The Rise of Multidisciplinary and Portfolio Careers

  • The Numbers Behind the Shift: While portfolio careers are difficult to track, the trend is clear. A 2024 European survey shows multiple job-holding rates are highest in Nordic countries (6–12%), and the European average is about 4%. Among young professionals (ages 18–34), 54% aspire to have a portfolio career at some point, reflecting a growing appetite for new ways of working.
  • What’s Driving Portfolio Work:
  • Financial Security in Uncertain Times: Relying on a single employer feels riskier than ever, so spreading income across different projects or roles makes professionals more resilient when the economy shifts.
  • Creative and Intellectual Freedom: More people are pushing back against being boxed into a single role. Instead, they’re exploring different industries, working across disciplines, and constantly developing new skills.
  • Greater Autonomy and Control: Instead of shaping life around work, professionals are designing careers that fit their lifestyles, values, and goals, giving themselves permission to pivot as they grow.
  • Portfolio Careers as a Strategic Response: For professionals from the global majority, the shift to portfolio work can be even more significant. Facing hiring bias, limited leadership opportunities, or feeling like corporate spaces don’t embrace their identities, many are building businesses, freelancing, and working across industries. It’s not just about flexibility—it’s about reclaiming agency and creating professional identities as diverse as their lived experiences.

A New Model of Belonging

Belonging Beyond One Employer or Industry: In the past, professional identity was anchored to a single employer, industry, or city. Today, belonging is more like a mosaic—assembled from multiple professional and cultural communities. 62% of professionals report feeling a stronger sense of belonging when engaged with diverse networks spanning freelance projects, startups, and community groups.

Empowering Bicultural and Multicultural Professionals: For bicultural professionals navigating multiple identities, belonging no longer means squeezing into a predefined mold.
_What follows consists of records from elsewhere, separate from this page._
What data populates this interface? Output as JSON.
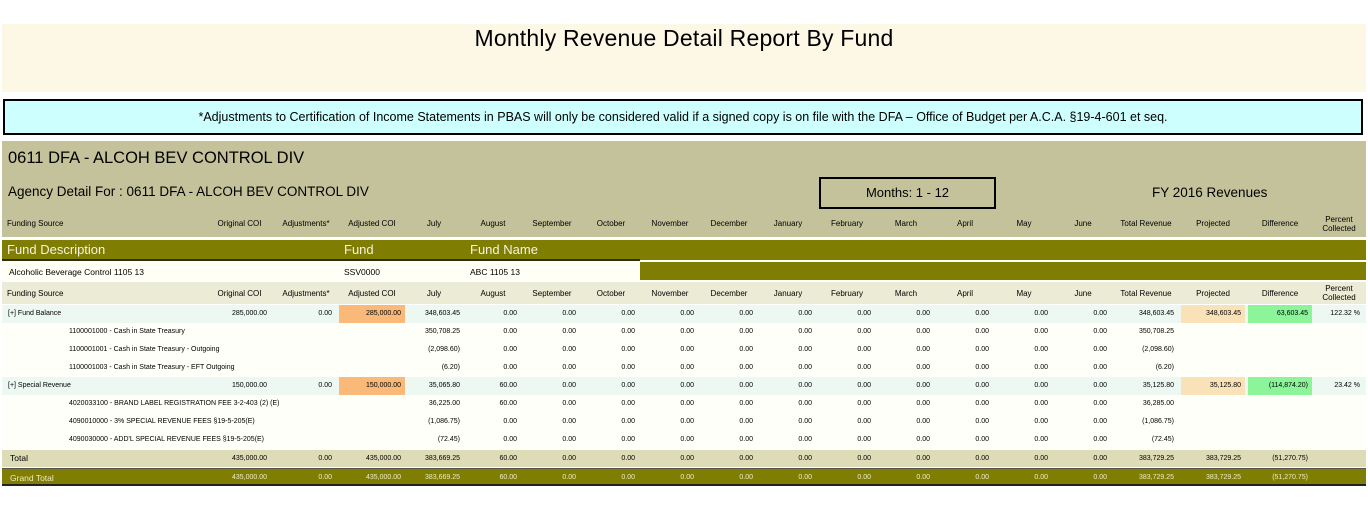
{
  "report": {
    "title": "Monthly Revenue  Detail Report By Fund",
    "notice": "*Adjustments to Certification of Income Statements in PBAS will only be considered valid if a signed copy is on file with the DFA – Office of Budget per A.C.A. §19-4-601 et seq."
  },
  "agency": {
    "title": "0611 DFA - ALCOH BEV CONTROL DIV",
    "detail": "Agency Detail For : 0611 DFA - ALCOH BEV CONTROL DIV",
    "months": "Months: 1 - 12",
    "fy": "FY 2016 Revenues"
  },
  "columns": {
    "source": "Funding Source",
    "orig": "Original COI",
    "adj": "Adjustments*",
    "adjcoi": "Adjusted COI",
    "jul": "July",
    "aug": "August",
    "sep": "September",
    "oct": "October",
    "nov": "November",
    "dec": "December",
    "jan": "January",
    "feb": "February",
    "mar": "March",
    "apr": "April",
    "may": "May",
    "jun": "June",
    "total": "Total Revenue",
    "proj": "Projected",
    "diff": "Difference",
    "pct": "Percent Collected"
  },
  "fund": {
    "desc_label": "Fund Description",
    "fund_label": "Fund",
    "name_label": "Fund Name",
    "desc": "Alcoholic Beverage Control 1105 13",
    "fund": "SSV0000",
    "name": "ABC 1105 13"
  },
  "rows": {
    "fb": {
      "label": "[+] Fund Balance",
      "orig": "285,000.00",
      "adj": "0.00",
      "adjcoi": "285,000.00",
      "jul": "348,603.45",
      "aug": "0.00",
      "sep": "0.00",
      "oct": "0.00",
      "nov": "0.00",
      "dec": "0.00",
      "jan": "0.00",
      "feb": "0.00",
      "mar": "0.00",
      "apr": "0.00",
      "may": "0.00",
      "jun": "0.00",
      "total": "348,603.45",
      "proj": "348,603.45",
      "diff": "63,603.45",
      "pct": "122.32 %"
    },
    "fb1": {
      "label": "1100001000 - Cash in State Treasury",
      "jul": "350,708.25",
      "aug": "0.00",
      "sep": "0.00",
      "oct": "0.00",
      "nov": "0.00",
      "dec": "0.00",
      "jan": "0.00",
      "feb": "0.00",
      "mar": "0.00",
      "apr": "0.00",
      "may": "0.00",
      "jun": "0.00",
      "total": "350,708.25"
    },
    "fb2": {
      "label": "1100001001 - Cash in State Treasury - Outgoing",
      "jul": "(2,098.60)",
      "aug": "0.00",
      "sep": "0.00",
      "oct": "0.00",
      "nov": "0.00",
      "dec": "0.00",
      "jan": "0.00",
      "feb": "0.00",
      "mar": "0.00",
      "apr": "0.00",
      "may": "0.00",
      "jun": "0.00",
      "total": "(2,098.60)"
    },
    "fb3": {
      "label": "1100001003 - Cash in State Treasury - EFT Outgoing",
      "jul": "(6.20)",
      "aug": "0.00",
      "sep": "0.00",
      "oct": "0.00",
      "nov": "0.00",
      "dec": "0.00",
      "jan": "0.00",
      "feb": "0.00",
      "mar": "0.00",
      "apr": "0.00",
      "may": "0.00",
      "jun": "0.00",
      "total": "(6.20)"
    },
    "sr": {
      "label": "[+] Special Revenue",
      "orig": "150,000.00",
      "adj": "0.00",
      "adjcoi": "150,000.00",
      "jul": "35,065.80",
      "aug": "60.00",
      "sep": "0.00",
      "oct": "0.00",
      "nov": "0.00",
      "dec": "0.00",
      "jan": "0.00",
      "feb": "0.00",
      "mar": "0.00",
      "apr": "0.00",
      "may": "0.00",
      "jun": "0.00",
      "total": "35,125.80",
      "proj": "35,125.80",
      "diff": "(114,874.20)",
      "pct": "23.42 %"
    },
    "sr1": {
      "label": "4020033100 - BRAND LABEL REGISTRATION FEE 3-2-403 (2) (E)",
      "jul": "36,225.00",
      "aug": "60.00",
      "sep": "0.00",
      "oct": "0.00",
      "nov": "0.00",
      "dec": "0.00",
      "jan": "0.00",
      "feb": "0.00",
      "mar": "0.00",
      "apr": "0.00",
      "may": "0.00",
      "jun": "0.00",
      "total": "36,285.00"
    },
    "sr2": {
      "label": "4090010000 - 3% SPECIAL REVENUE FEES §19-5-205(E)",
      "jul": "(1,086.75)",
      "aug": "0.00",
      "sep": "0.00",
      "oct": "0.00",
      "nov": "0.00",
      "dec": "0.00",
      "jan": "0.00",
      "feb": "0.00",
      "mar": "0.00",
      "apr": "0.00",
      "may": "0.00",
      "jun": "0.00",
      "total": "(1,086.75)"
    },
    "sr3": {
      "label": "4090030000 - ADD'L SPECIAL REVENUE FEES §19-5-205(E)",
      "jul": "(72.45)",
      "aug": "0.00",
      "sep": "0.00",
      "oct": "0.00",
      "nov": "0.00",
      "dec": "0.00",
      "jan": "0.00",
      "feb": "0.00",
      "mar": "0.00",
      "apr": "0.00",
      "may": "0.00",
      "jun": "0.00",
      "total": "(72.45)"
    },
    "total": {
      "label": "Total",
      "orig": "435,000.00",
      "adj": "0.00",
      "adjcoi": "435,000.00",
      "jul": "383,669.25",
      "aug": "60.00",
      "sep": "0.00",
      "oct": "0.00",
      "nov": "0.00",
      "dec": "0.00",
      "jan": "0.00",
      "feb": "0.00",
      "mar": "0.00",
      "apr": "0.00",
      "may": "0.00",
      "jun": "0.00",
      "total": "383,729.25",
      "proj": "383,729.25",
      "diff": "(51,270.75)"
    },
    "grand": {
      "label": "Grand Total",
      "orig": "435,000.00",
      "adj": "0.00",
      "adjcoi": "435,000.00",
      "jul": "383,669.25",
      "aug": "60.00",
      "sep": "0.00",
      "oct": "0.00",
      "nov": "0.00",
      "dec": "0.00",
      "jan": "0.00",
      "feb": "0.00",
      "mar": "0.00",
      "apr": "0.00",
      "may": "0.00",
      "jun": "0.00",
      "total": "383,729.25",
      "proj": "383,729.25",
      "diff": "(51,270.75)"
    }
  },
  "colors": {
    "title_band": "#fdf7e6",
    "notice_bg": "#ccfffe",
    "agency_band": "#c3c29a",
    "fund_band": "#807e02",
    "highlight_adjusted_coi": "#fab978",
    "highlight_projected": "#f9e2b8",
    "highlight_difference": "#8cf59a"
  }
}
It means creating a space that honors all parts of who they are—professionally and personally. This fluid sense of belonging is a radical act of self-definition.
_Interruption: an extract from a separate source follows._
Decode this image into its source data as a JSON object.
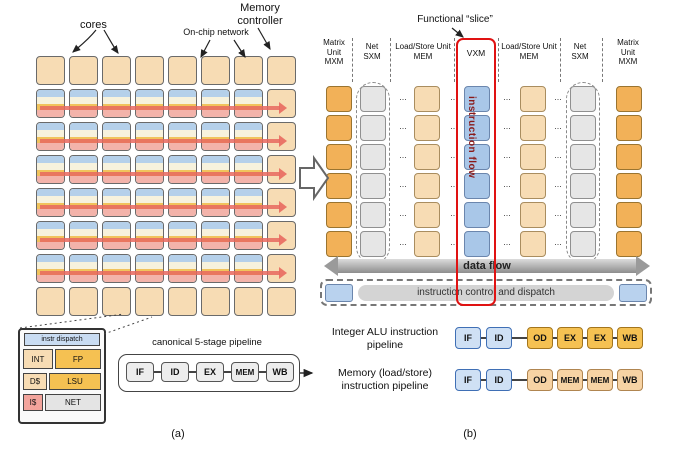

Redefining Success in the New Corporate Age: Success is no longer just about climbing a ladder or hitting salary benchmarks. It’s about how fully we can live our truths across every space we inhabit—work, culture, community. As Priya Parker, facilitator and strategic advisor, notes, “True belonging only happens when we present our authentic, imperfect selves to the world, and still feel accepted.”


Building a Purpose That Sustains

The old story—that work alone defines us and fulfills us—is breaking down. Like a tree with roots too shallow, careers that lack deeper grounding leave us vulnerable to storms. To thrive in today’s shifting landscape, we must cultivate a richer, more flexible sense of purpose. That means aligning work with our values, embracing authenticity even when it’s risky, weaving together multiple roles and identities, and redefining belonging beyond traditional boundaries.

Purpose isn’t a destination reached by a perfect job title; it’s a living ecosystem nourished by connection, creativity, and courage. As we step into this new era, the challenge—and opportunity—is to build lives where work is part of the story, not the whole story. Only then can we find the fulfillment that lasts.